Tomó una jarra y sirvió dos generosas raciones de whisky.
—Se produjo un pequeño error, aquí, esta tarde —continuó—. Un ejemplar casi perfecto de homunculus (ya sé que no es su especialidad, compañero, pero yo soy un entusiasta de la mía) se escapó de la incubadora. La fórmula, por supuesto, es del doctor, pero he contribuido a su perfeccionamiento con algunos detalles, y el ejemplar que molestó a toda la casa posee algunas características de gran interés.
Añadió un poco de soda al whisky y me tendió un vaso. Me resigné a seguir aquella horripilante exposición, limitándome a asentir con la cabeza. Yamamata alzó su vaso.
—Camarada Alan Sterling, bebamos a la salud del mandarín Fu-Manchú, ¡el amo del mundo!
Era una copa bien merecida y acepté el brindis.
—El ejemplar posee una enorme fuerza física —continuó— y está dotado de la furia elemental y ciega que caracteriza a esos engendros; el mismo Paracelso lo reconoció.
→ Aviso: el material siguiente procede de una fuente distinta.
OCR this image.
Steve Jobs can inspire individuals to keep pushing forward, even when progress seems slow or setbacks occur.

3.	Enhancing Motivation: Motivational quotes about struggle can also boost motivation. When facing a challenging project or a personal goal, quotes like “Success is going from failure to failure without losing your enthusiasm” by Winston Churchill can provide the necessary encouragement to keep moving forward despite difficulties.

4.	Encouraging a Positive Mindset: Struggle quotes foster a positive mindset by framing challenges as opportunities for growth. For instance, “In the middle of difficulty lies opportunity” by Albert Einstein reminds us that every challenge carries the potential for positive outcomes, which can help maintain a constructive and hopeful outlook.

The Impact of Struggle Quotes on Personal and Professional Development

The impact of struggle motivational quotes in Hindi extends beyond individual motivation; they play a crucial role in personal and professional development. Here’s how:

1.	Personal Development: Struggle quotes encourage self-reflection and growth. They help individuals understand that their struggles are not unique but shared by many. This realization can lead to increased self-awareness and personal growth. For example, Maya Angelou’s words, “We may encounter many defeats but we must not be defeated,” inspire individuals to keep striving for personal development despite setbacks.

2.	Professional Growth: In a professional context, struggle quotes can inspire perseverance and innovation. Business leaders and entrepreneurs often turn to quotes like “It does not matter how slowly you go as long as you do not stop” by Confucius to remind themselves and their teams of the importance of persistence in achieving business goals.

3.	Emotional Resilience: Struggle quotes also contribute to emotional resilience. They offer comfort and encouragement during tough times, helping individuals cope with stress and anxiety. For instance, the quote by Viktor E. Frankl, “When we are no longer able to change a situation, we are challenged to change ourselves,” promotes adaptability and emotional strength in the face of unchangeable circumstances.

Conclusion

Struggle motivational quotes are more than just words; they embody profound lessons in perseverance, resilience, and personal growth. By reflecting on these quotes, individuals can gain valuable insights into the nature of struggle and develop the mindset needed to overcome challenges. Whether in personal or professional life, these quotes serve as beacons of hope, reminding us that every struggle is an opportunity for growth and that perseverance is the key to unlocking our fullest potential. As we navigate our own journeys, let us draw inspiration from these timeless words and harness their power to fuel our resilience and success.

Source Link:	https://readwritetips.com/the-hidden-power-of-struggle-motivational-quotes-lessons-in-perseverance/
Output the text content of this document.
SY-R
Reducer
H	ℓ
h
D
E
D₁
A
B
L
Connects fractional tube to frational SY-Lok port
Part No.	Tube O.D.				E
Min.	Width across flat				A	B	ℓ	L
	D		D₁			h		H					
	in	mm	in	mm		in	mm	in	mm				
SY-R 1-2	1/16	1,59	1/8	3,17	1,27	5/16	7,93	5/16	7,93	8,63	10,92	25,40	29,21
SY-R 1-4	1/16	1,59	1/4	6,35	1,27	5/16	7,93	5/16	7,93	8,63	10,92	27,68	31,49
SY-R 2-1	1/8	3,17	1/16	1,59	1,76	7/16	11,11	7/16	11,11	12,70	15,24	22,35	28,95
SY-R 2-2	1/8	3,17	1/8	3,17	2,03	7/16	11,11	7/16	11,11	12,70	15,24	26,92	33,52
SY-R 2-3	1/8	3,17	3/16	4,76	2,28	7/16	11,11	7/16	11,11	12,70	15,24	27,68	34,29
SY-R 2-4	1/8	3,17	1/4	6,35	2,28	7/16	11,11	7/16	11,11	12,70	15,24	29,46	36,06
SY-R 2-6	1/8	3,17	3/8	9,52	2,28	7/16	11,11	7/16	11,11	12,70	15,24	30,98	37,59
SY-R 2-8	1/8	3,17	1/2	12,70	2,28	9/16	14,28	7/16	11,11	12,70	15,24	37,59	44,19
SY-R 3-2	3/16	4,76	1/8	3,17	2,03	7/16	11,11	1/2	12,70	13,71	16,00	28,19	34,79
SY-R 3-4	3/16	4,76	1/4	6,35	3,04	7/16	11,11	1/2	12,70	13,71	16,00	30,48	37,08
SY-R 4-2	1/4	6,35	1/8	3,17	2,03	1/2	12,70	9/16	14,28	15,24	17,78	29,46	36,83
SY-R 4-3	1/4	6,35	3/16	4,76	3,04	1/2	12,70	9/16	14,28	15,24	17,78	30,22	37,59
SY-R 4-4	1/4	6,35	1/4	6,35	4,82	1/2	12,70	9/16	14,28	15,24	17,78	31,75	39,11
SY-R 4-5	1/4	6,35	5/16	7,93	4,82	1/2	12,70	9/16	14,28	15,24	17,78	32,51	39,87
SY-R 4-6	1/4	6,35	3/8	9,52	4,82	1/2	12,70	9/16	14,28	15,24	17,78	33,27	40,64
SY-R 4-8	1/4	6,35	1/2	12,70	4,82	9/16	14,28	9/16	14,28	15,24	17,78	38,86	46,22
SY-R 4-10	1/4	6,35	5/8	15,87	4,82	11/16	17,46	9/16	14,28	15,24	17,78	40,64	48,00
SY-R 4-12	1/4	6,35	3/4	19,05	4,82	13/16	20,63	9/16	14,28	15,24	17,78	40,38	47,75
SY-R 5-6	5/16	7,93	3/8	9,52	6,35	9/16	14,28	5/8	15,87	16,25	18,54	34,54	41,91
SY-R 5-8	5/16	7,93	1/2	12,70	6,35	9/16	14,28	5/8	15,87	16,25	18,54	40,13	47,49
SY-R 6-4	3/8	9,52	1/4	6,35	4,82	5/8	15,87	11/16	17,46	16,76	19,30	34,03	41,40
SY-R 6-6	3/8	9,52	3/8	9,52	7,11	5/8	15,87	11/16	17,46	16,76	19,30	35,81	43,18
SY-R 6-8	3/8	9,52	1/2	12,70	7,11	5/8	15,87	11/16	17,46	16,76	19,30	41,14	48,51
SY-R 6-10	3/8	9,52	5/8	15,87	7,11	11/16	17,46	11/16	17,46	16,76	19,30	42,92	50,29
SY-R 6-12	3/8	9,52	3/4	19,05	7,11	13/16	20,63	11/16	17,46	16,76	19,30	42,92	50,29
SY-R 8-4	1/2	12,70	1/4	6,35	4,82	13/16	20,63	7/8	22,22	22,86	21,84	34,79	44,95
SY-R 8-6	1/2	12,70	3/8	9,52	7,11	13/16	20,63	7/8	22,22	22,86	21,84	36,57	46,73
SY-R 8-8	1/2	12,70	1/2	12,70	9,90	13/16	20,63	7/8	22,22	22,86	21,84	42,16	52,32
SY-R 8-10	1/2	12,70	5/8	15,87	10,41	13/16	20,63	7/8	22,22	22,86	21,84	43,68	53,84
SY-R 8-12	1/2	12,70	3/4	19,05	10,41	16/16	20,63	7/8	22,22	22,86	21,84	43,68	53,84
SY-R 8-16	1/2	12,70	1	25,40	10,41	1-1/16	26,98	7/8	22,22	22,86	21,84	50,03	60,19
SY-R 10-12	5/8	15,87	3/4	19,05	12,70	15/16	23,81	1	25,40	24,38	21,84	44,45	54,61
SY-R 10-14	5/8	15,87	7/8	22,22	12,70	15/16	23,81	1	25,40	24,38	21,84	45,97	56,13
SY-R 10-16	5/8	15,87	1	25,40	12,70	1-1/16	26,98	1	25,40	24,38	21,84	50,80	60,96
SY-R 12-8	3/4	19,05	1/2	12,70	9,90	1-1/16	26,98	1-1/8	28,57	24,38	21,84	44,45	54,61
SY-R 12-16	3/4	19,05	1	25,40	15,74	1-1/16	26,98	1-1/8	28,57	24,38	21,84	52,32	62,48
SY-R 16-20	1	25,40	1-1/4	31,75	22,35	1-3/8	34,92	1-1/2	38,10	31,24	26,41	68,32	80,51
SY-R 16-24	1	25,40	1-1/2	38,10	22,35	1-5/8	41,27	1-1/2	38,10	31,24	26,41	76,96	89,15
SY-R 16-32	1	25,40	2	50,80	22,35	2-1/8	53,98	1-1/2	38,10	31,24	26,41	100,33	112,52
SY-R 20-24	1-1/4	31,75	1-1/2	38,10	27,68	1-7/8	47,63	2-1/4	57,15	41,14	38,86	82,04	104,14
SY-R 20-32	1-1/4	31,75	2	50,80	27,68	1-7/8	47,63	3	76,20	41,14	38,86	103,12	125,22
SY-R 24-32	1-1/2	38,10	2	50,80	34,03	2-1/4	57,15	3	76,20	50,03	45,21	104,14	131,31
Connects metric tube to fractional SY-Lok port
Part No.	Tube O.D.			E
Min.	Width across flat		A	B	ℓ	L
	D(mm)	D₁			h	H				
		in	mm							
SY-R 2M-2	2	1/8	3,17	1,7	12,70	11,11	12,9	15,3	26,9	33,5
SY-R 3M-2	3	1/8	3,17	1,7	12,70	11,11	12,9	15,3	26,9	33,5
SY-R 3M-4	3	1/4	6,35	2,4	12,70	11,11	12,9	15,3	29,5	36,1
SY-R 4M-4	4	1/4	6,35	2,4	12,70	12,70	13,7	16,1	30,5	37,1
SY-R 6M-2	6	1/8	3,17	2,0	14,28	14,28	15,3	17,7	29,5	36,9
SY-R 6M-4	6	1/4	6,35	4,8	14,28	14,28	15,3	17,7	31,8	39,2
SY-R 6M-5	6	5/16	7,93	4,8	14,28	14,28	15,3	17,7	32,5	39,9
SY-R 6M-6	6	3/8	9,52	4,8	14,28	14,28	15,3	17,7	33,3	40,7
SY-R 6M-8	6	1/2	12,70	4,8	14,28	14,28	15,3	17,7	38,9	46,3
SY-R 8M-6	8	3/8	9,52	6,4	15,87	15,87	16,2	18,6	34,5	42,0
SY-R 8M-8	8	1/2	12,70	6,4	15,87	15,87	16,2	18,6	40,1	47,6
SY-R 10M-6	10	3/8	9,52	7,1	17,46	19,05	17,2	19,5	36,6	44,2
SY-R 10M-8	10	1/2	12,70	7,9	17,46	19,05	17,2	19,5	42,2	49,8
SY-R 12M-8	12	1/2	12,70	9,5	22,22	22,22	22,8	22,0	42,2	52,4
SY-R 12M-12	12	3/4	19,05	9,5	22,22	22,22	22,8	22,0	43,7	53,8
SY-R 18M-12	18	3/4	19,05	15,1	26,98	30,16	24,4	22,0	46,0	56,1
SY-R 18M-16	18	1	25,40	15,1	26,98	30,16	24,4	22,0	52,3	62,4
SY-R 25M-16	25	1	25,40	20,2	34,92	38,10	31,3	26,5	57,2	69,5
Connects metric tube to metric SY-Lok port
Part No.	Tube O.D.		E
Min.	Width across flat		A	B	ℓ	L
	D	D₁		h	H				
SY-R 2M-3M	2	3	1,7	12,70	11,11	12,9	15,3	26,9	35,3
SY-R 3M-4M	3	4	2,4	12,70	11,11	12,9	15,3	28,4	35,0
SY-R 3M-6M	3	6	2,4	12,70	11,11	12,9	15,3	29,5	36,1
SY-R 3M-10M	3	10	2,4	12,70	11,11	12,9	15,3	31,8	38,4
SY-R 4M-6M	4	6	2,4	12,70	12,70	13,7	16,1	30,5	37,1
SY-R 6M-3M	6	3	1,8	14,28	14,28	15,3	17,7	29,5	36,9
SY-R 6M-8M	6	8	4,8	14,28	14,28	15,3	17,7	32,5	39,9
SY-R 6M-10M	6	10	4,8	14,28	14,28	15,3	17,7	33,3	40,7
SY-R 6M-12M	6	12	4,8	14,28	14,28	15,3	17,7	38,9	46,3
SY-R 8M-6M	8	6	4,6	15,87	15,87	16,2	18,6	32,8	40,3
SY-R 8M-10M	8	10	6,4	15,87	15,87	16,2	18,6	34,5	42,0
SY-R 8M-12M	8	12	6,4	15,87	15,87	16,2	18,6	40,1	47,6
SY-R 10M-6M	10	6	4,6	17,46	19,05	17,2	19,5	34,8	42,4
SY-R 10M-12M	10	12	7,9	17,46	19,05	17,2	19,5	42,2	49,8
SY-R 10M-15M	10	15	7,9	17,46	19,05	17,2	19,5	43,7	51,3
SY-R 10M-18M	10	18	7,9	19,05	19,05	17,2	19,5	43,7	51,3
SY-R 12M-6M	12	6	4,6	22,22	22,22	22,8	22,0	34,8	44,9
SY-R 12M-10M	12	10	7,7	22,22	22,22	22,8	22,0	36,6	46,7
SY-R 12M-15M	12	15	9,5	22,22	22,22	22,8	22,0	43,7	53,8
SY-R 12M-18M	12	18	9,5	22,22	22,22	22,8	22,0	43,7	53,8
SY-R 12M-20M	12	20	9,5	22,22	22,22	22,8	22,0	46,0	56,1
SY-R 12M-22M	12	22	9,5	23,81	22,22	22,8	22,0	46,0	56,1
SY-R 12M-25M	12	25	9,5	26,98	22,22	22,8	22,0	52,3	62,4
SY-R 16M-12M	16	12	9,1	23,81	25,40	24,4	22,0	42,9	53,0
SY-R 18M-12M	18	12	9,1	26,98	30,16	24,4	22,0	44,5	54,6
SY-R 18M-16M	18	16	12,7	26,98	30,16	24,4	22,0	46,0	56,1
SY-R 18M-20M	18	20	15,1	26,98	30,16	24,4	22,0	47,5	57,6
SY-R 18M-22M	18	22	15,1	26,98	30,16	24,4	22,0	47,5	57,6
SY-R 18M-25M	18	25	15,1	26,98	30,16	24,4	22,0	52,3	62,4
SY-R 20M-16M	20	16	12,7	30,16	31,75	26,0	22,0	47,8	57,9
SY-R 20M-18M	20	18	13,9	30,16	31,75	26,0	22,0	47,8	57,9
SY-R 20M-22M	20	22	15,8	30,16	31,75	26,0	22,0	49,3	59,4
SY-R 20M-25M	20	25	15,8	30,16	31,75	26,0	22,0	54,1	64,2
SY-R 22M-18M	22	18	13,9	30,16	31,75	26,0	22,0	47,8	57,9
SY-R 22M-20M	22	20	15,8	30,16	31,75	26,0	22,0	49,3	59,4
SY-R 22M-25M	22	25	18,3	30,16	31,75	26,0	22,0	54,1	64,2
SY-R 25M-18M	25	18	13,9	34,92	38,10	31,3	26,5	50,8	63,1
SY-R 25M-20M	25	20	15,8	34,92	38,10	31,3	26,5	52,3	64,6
Hubo que cerrar las puertas de las secciones, lo que me hace sentir tremendamente culpable.
Bebí la mitad de mi vaso.
—¿Qué fue de… la cosa? —pregunté.
—Por desgracia —respondió Yamamata, sacudiendo la mano—, se le apagó la llama de la vida. La temperatura de los corredores no era la adecuada.
—Comprendo…
Me interrumpí bruscamente.
El sonido claro e indefinible, o quizá la vibración, que había oído por primera vez en la playa de Sainte Claire de la Roche volvía a repetirse; vi a Yamamata levantar una mano y llevársela al oído. El sonido cesó.
—El doctor Fu-Manchú le espera —dijo.
Me tendió cordial ambas manos y se las estreché.
Por un momento había olvidado mi papel, fascinado por el horror de la historia de esa «vida» que no era humana, que había sido engendrada, seguramente, en una incubadora…
No obstante, me acordé de él justo a tiempo.
—Me arrodillaré a sus pies —dije, intentando imprimir cierto énfasis a mi voz.
Mientras hablaba, la sonrisa desapareció del rostro del doctor Yamamata como un texto se borra de una pizarra.
—Todos nos arrodillamos a sus pies —replicó con solemnidad.